The National Bank of Serbia (NBS) has again raised the benchmark interest rate by 25 bp, to 5.5 percent. The rates on deposit and credit facilities were raised by the same percentage, to 4.5 percent and 6.5 percent, respectively.
“In its decision-making, the NBS’ Executive Board was guided by the persistently high global cost-push pressures, despite the signs of easing, and the necessity to contain their second-round effects on price growth at home through inflation expectations and to impact a part of demand-side pressures,” said the NBS in a press release.
It added that, by doing this, “the National Bank of Serbia helps inflation to strike a downward path and retreat within the target tolerance band until the end of the projection horizon.”
The latest hike is the eleventh in a row and since April 2022, the rate has been raised by 450 bp in total.
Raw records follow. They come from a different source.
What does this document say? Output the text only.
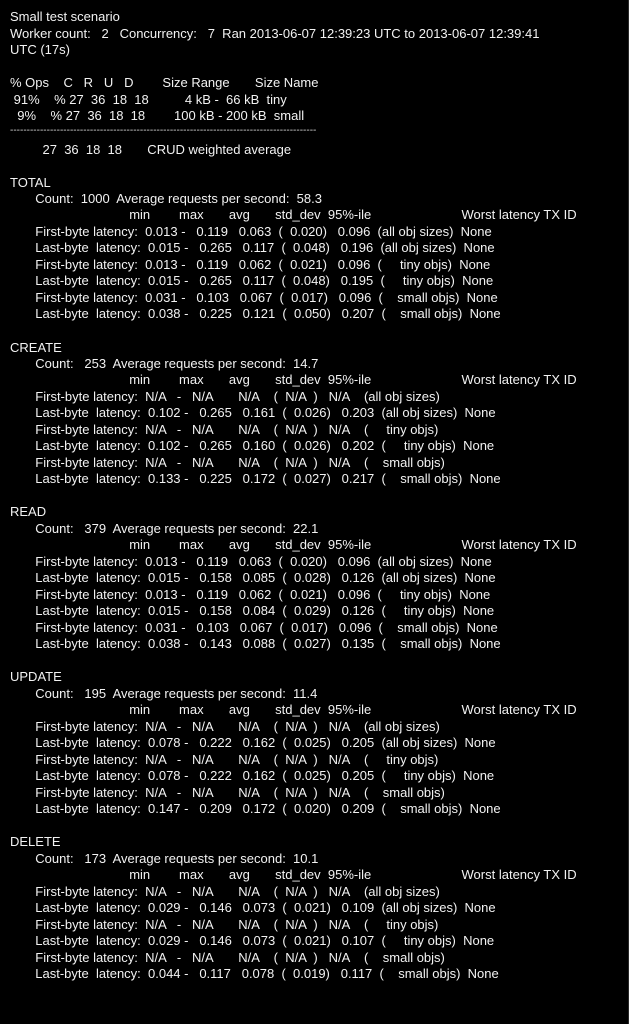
Small test scenario
Worker count:   2   Concurrency:   7  Ran 2013-06-07 12:39:23 UTC to 2013-06-07 12:39:41
UTC (17s)
% Ops    C   R   U   D        Size Range       Size Name
91%    % 27  36  18  18          4 kB -  66 kB  tiny
9%    % 27  36  18  18        100 kB - 200 kB  small
--------------------------------------------------------------------------------------------
27  36  18  18       CRUD weighted average
TOTAL
Count:  1000  Average requests per second:  58.3
min        max       avg       std_dev  95%-ile                         Worst latency TX ID
First-byte latency:  0.013 -   0.119   0.063  (  0.020)   0.096  (all obj sizes)  None
Last-byte  latency:  0.015 -   0.265   0.117  (  0.048)   0.196  (all obj sizes)  None
First-byte latency:  0.013 -   0.119   0.062  (  0.021)   0.096  (     tiny objs)  None
Last-byte  latency:  0.015 -   0.265   0.117  (  0.048)   0.195  (     tiny objs)  None
First-byte latency:  0.031 -   0.103   0.067  (  0.017)   0.096  (    small objs)  None
Last-byte  latency:  0.038 -   0.225   0.121  (  0.050)   0.207  (    small objs)  None
CREATE
Count:   253  Average requests per second:  14.7
min        max       avg       std_dev  95%-ile                         Worst latency TX ID
First-byte latency:  N/A   -   N/A       N/A    (  N/A  )   N/A    (all obj sizes)
Last-byte  latency:  0.102 -   0.265   0.161  (  0.026)   0.203  (all obj sizes)  None
First-byte latency:  N/A   -   N/A       N/A    (  N/A  )   N/A    (     tiny objs)
Last-byte  latency:  0.102 -   0.265   0.160  (  0.026)   0.202  (     tiny objs)  None
First-byte latency:  N/A   -   N/A       N/A    (  N/A  )   N/A    (    small objs)
Last-byte  latency:  0.133 -   0.225   0.172  (  0.027)   0.217  (    small objs)  None
READ
Count:   379  Average requests per second:  22.1
min        max       avg       std_dev  95%-ile                         Worst latency TX ID
First-byte latency:  0.013 -   0.119   0.063  (  0.020)   0.096  (all obj sizes)  None
Last-byte  latency:  0.015 -   0.158   0.085  (  0.028)   0.126  (all obj sizes)  None
First-byte latency:  0.013 -   0.119   0.062  (  0.021)   0.096  (     tiny objs)  None
Last-byte  latency:  0.015 -   0.158   0.084  (  0.029)   0.126  (     tiny objs)  None
First-byte latency:  0.031 -   0.103   0.067  (  0.017)   0.096  (    small objs)  None
Last-byte  latency:  0.038 -   0.143   0.088  (  0.027)   0.135  (    small objs)  None
UPDATE
Count:   195  Average requests per second:  11.4
min        max       avg       std_dev  95%-ile                         Worst latency TX ID
First-byte latency:  N/A   -   N/A       N/A    (  N/A  )   N/A    (all obj sizes)
Last-byte  latency:  0.078 -   0.222   0.162  (  0.025)   0.205  (all obj sizes)  None
First-byte latency:  N/A   -   N/A       N/A    (  N/A  )   N/A    (     tiny objs)
Last-byte  latency:  0.078 -   0.222   0.162  (  0.025)   0.205  (     tiny objs)  None
First-byte latency:  N/A   -   N/A       N/A    (  N/A  )   N/A    (    small objs)
Last-byte  latency:  0.147 -   0.209   0.172  (  0.020)   0.209  (    small objs)  None
DELETE
Count:   173  Average requests per second:  10.1
min        max       avg       std_dev  95%-ile                         Worst latency TX ID
First-byte latency:  N/A   -   N/A       N/A    (  N/A  )   N/A    (all obj sizes)
Last-byte  latency:  0.029 -   0.146   0.073  (  0.021)   0.109  (all obj sizes)  None
First-byte latency:  N/A   -   N/A       N/A    (  N/A  )   N/A    (     tiny objs)
Last-byte  latency:  0.029 -   0.146   0.073  (  0.021)   0.107  (     tiny objs)  None
First-byte latency:  N/A   -   N/A       N/A    (  N/A  )   N/A    (    small objs)
Last-byte  latency:  0.044 -   0.117   0.078  (  0.019)   0.117  (    small objs)  None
The Executive Board also said that the global growth outlook for this year is somewhat better than expected until recently given that there are signs that global cost-push pressures are easing and that China dropped its zero-Covid policy.
“The weakening of global cost-push pressures reflects falling prices in the energy sector – of gas in Europe and of crude oil globally, the resolution of supply bottlenecks and reduced container shipping rates,” it noted.
However, the Board emphasized that caution should be exercised in monetary policy conduct as more robust growth in China would probably push up the prices of energy and other primary commodities and make it more difficult to fight inflation, which is showing signs of retreating from multi-decade highs globally.”
In addition, the indirect effects of elevated prices of energy and industrial raw materials in the past period are still fueling core inflation and – along with a tight labor market – are slowing the disinflation process in a number of countries.